There is currently only one supervised injection site in Canada, known as Insite (located in Vancouver). The evidence for Insite’s effectiveness is extensive. It has been associated with a reduction in public injecting, no increase in drug-related loitering or drug dealing, no changes in crime rates, no evidence of increased relapse among people who had stopped injecting drugs, and decreased fatal overdose in neighbourhoods near Insite. Among people who used the facility, there was an observed increased rate of referrals for drug treatment and a decreased rate of sharing of injection equipment.
Because the drugs remain illegal, facilities need an exemption from the Controlled Drug and Substances Act (CDSA) to operate. While the Minister of Health indicated during her press conference that Bill C-65 was intended to bring needed clarity to the application process for new facilities, the true intent of the bill appears to be to delay or derail the introduction of additional supervised injection facilities.
In September 2011, the Supreme Court of Canada forced the federal Minister of Health to issue an exemption to allow Insite to remain open. The ruling also outlined factors that the Minister should consider for granting exemptions to allow facilities in other Canadian cities, including “crime rates, the local conditions indicating a need for such a supervised injection site, the regulatory structure in place to support the facility, the resources available to support its maintenance, and expressions of community support or opposition.”
But the federal Conservative government has made no secret of its dislike of supervised injection facilities. It has framed the new legislation squarely within its “law and order” agenda – the Minister was joined by the president of the Ottawa Police Association in her press conference and the accompanying press release quoted the Canadian Police Association but no other stakeholder groups. On the same day, the Conservative Party of Canada initiated a literal “Not In My Backyard” campaign. We thus have a surreal situation in which a government is introducing a bill to seemingly advance an objective that the ruling party is actively resisting.
About a year ago, Dr. Carol Strike and I led the TOSCA study that recommended 3 supervised injection sites for Toronto and 2 for Ottawa. We noted that “Implementation plans must be transparent and include effective mechanisms for community stakeholder input. Such consultations are also relevant to considerations of where sites should be established.”
At face value, our call for stakeholder input resembles the government’s call for community consultation. But the government’s approach is problematic because it has the potential to impose an ideological objection to harm reduction on the decision, under the guise of eliciting evidence and values.
There are three reasons to be concerned about the new legislation.
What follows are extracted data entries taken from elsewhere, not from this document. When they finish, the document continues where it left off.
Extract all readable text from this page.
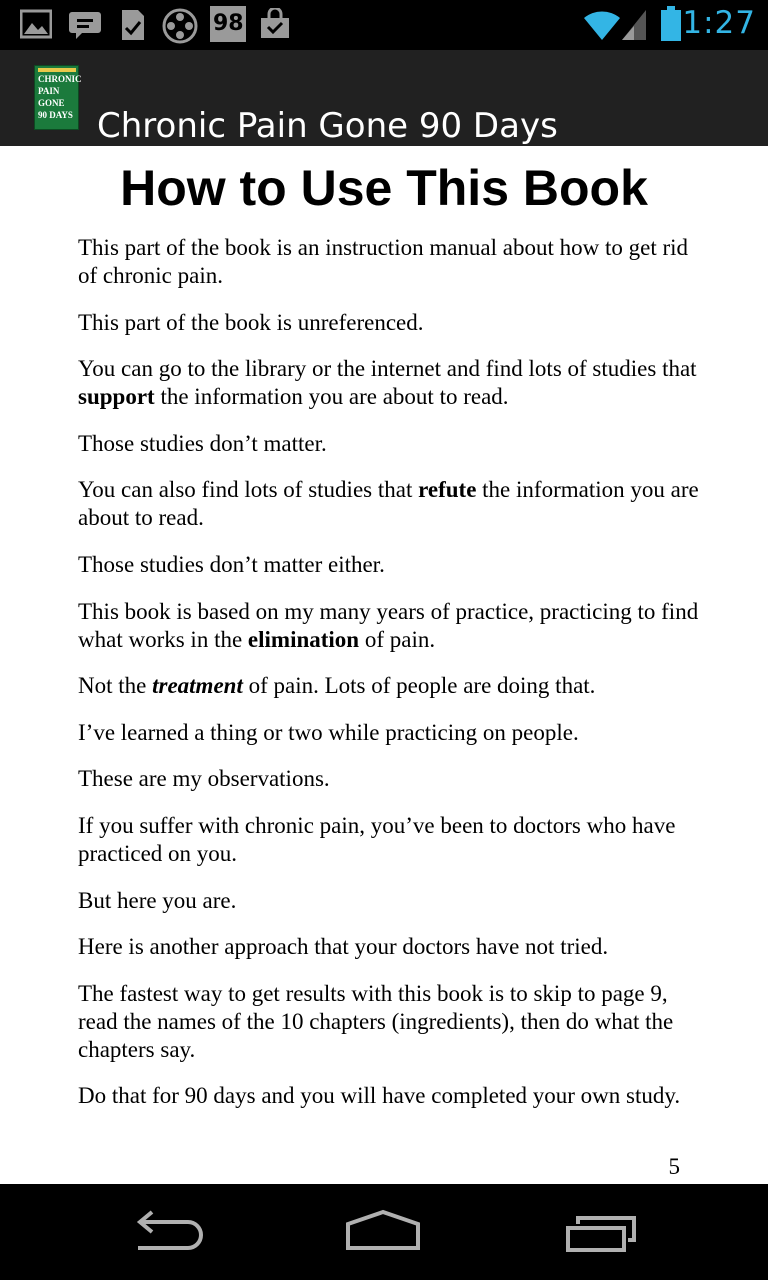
98	1:27
CHRONIC
PAIN
GONE
90 DAYS Chronic Pain Gone 90 Days
How to Use This Book

This part of the book is an instruction manual about how to get rid of chronic pain.

This part of the book is unreferenced.

You can go to the library or the internet and find lots of studies that support the information you are about to read.

Those studies don’t matter.

You can also find lots of studies that refute the information you are about to read.

Those studies don’t matter either.

This book is based on my many years of practice, practicing to find what works in the elimination of pain.

Not the treatment of pain. Lots of people are doing that.

I’ve learned a thing or two while practicing on people.

These are my observations.

If you suffer with chronic pain, you’ve been to doctors who have practiced on you.

But here you are.

Here is another approach that your doctors have not tried.

The fastest way to get results with this book is to skip to page 9, read the names of the 10 chapters (ingredients), then do what the chapters say.

Do that for 90 days and you will have completed your own study.

5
First, it is not clear whether the values of a small group who are opposed to supervised injection facilities would be considered sufficient to deny a new exemption. I am concerned when the president of the Canadian police association publicly rejects evidence published in internationally respected scientific journals in favour of his own anecdotal experience. This is especially troubling, because such small groups reflect minority views, at least in Toronto and Ottawa. We found that more than 50% of residents in each city strongly agreed with opening a facility if the goals were improving the health and social situation of people who use drugs or on public order. Only about 10 to 15% of respondents were strongly opposed (support was less if the only objective is to encourage safer drug use).
Second, some new criteria are unclear, such as the requirement for scientific evidence of medical or public health benefit. Does this mean citing the Insite evidence, conducting model-based projections, or something else altogether? Will these requirements demand a lot of money or time-consuming freedom of information requests, such as information about crime and public nuisance, public drug use, and the number of people who use drugs? And if some of this information is unavailable for any reason, how will it influence the decision?
Third, the decision making process appears to be both opaque and highly political. The Minister has said that the decision about an exemption would be hers. However, the government could have established an external advisory committee to evaluate the totality of the evidence – epidemiological, health-related, economic, social and ethical. This would have had the potential to somewhat depoliticize the issue of supervised injection sites, but that seems to be precisely what the government did not want.
The government also had other alternatives. It could have consulted broadly with organizations working in harm reduction and addictions and with researchers to ensure that the criteria were meaningful and feasible. It could have learned from the successful experiences with other harm reduction interventions, such as needle and syringe exchange programs, safer crack use kits, or clinics that dispense methadone; the criteria for establishing such programs have never been this onerous. Unfortunately, none of this occurred.
Decisions about supervised injection sites are politically challenging because they require carefully assessing both scientific evidence and potentially conflicting community values. But Bill-65 sets up barriers and puts in place opaque mechanisms that could lead to narrow perspectives dominating the decision. It is a step backwards for informed health policy decision making.